Josh Berkus
A very excisting time for PostgreSQL, since the final commitfest for PG 9.0 development.
8.5 had gone by the by because the feature set is going to be SO DAMN HUGE. 64 bit windows, exclusion constraints, JSON/XML EXPLAIN output, host standby, sync replication.
What’s a commitfest? It’s a way of dealing with scarce committer and reviewers time; review patches faster, sooner, every patch, and train reviewers. People were getting patches knocked back or forgotten because of a lack of reviewer time, which was making people unhappy.
Every other month during the development period, we clear the queue of patches; this also makes it transparent as to what’s happening in the development world. It lets you help with failing patches if you care about them, too.
Four commitfests, followed by cleanup, beta testing, and then a final release. Version 9 should be released mid-way next year.
What’s in 9.0?
Hot Standby
This is a much-anticipated feature, by Simon. He’s the top contributer of features in the last wee while.
8.0 got point in time recovery from crash logs; Simon realised he could recover from other locations, not merely DR in the same location. Take a snapshot of the server; ship the transaction logs; replay them against the snapshot when the primary fails.
Unfortunately it’s not a great failover mechanism, since it can take some time to replay the logs.
This lead to warm standby in 8.3; you apply the logs to the standby as they arrive from the primary. This cuts the time down from hours to seconds or minutes. This does have the shortcoming that you’re wasting the standby hardware, in as much as it won’t run queries or do anything useful.
Alvaro then started looking at this problem. We have a problem with transactions; everything in PostgreSQL is transactional, not just for writes, but also reads recieve a transaction ID to keep track of what’s visible when. This prevents a standby, from working, and high-read-rate DBs can run out of TIDs.
Thus were born “ghost TIDs” that can be served for read-only queries.
Some configuration may be required, because we didn’t have enough config files already.
Config logs to be shipped to the remote, and then use the recovery.conf to specify a recover tool to import the logs. Now you have a hot standby, lo, as if by magic.
By default there’s a window between the server where commits may take time to flow to the slave.
One problem is that masters may perform options that can upset the slave; vaccuum is a great example; the vacuum is a GC operation and could cause conflicts with queries running on the slave. We have a maxstandbydelay which allows the slave to flag it has long-running queries of this sort, put replication on hold. Once you exceed that delay, however, the logs will be applied and queries will fail with a particular error.
Streaming Replication
NTT have some different problems; they use PG extensively, and have firm requirements: zero data loss, seconds of downtime.
Fujii Masao and Itagaki Takahiro started working on this in the form of synchronous Log-Shipping Replication. While a useful solution, it was very specific to the NTT use cases and data structure. Reworking some of that created streaming replication.
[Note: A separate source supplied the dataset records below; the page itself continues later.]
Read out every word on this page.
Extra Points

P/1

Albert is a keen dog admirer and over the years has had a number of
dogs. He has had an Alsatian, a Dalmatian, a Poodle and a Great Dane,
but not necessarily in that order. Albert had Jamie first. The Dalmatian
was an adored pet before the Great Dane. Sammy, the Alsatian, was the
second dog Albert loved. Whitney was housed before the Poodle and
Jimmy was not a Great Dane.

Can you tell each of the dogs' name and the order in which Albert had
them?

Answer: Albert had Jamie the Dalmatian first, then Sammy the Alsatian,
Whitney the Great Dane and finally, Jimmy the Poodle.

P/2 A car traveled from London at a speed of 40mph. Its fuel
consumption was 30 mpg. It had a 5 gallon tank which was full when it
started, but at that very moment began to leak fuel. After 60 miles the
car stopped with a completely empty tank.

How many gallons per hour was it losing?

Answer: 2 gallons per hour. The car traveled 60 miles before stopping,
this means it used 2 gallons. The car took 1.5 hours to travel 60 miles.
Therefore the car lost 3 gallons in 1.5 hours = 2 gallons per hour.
Create standby snapshot; then the slave creates a walreciever, and the master uses a walsender to ship the logs in realtime instead of chunks. Logs can also be retained in case the slave gets so out-of-date that it’s better to bulk-update it rather than to rely on streaming replication.
It’s another set of configs in recovery.log.
One nice thing about this approach is that there are no limits with this approach; you can propogate DDL and DML equally with no special functionality.
EXPLAIN ANALYZE enhancements
Robert Haas and Greg Sabino-Mullaine have made some improvements. The current format is decently human-readable, but hopeless for programs to read; this had been enhanced with some new formats, wrapping it in YAML, XML and JSON. YAML is if anything clearer for a human than the default output.
Incidentally, patches must generally be accompanied by documentation, or they’ll be rejected.
Aside: Why is there only one contributer from New Zealand? PG needs developers, but it also needs testers for 9.0, performance testing and the like. pgsql-hackers, pgsql-testers.
PostgreSQL is also moving to git, incidentally.
QUESTIONS
Can you work off a commonly-mounted clustered filesystem instead of shipping logs for hot standby, or block-level replication in your SAN? You can used them for the initial snapshotting, but the streaming assumes a network shunt.
How does streaming replication compare with DRBD? They have some similarity, but there’s no scaling, just recovery. If there’s no load balancing requirement, then it’s simpler, but higher overhead on the network.
News on the collation front? Nobody has been working on that this year, it’s a big todo. There’s a lot of work for per-column stuff. If you have C skills or money, your love is welcome.
Is there a heartbeat? Not in the release code. It was specific to NTT. May add monitoring hooks.
How do you handle multiple slaves and slave promotion? Streaming is async, so it’s easy (for 9.1 there will be a syn option), errors are thrown on the slave. There’s a trigger file or command that will allow you to promote a slave to a master.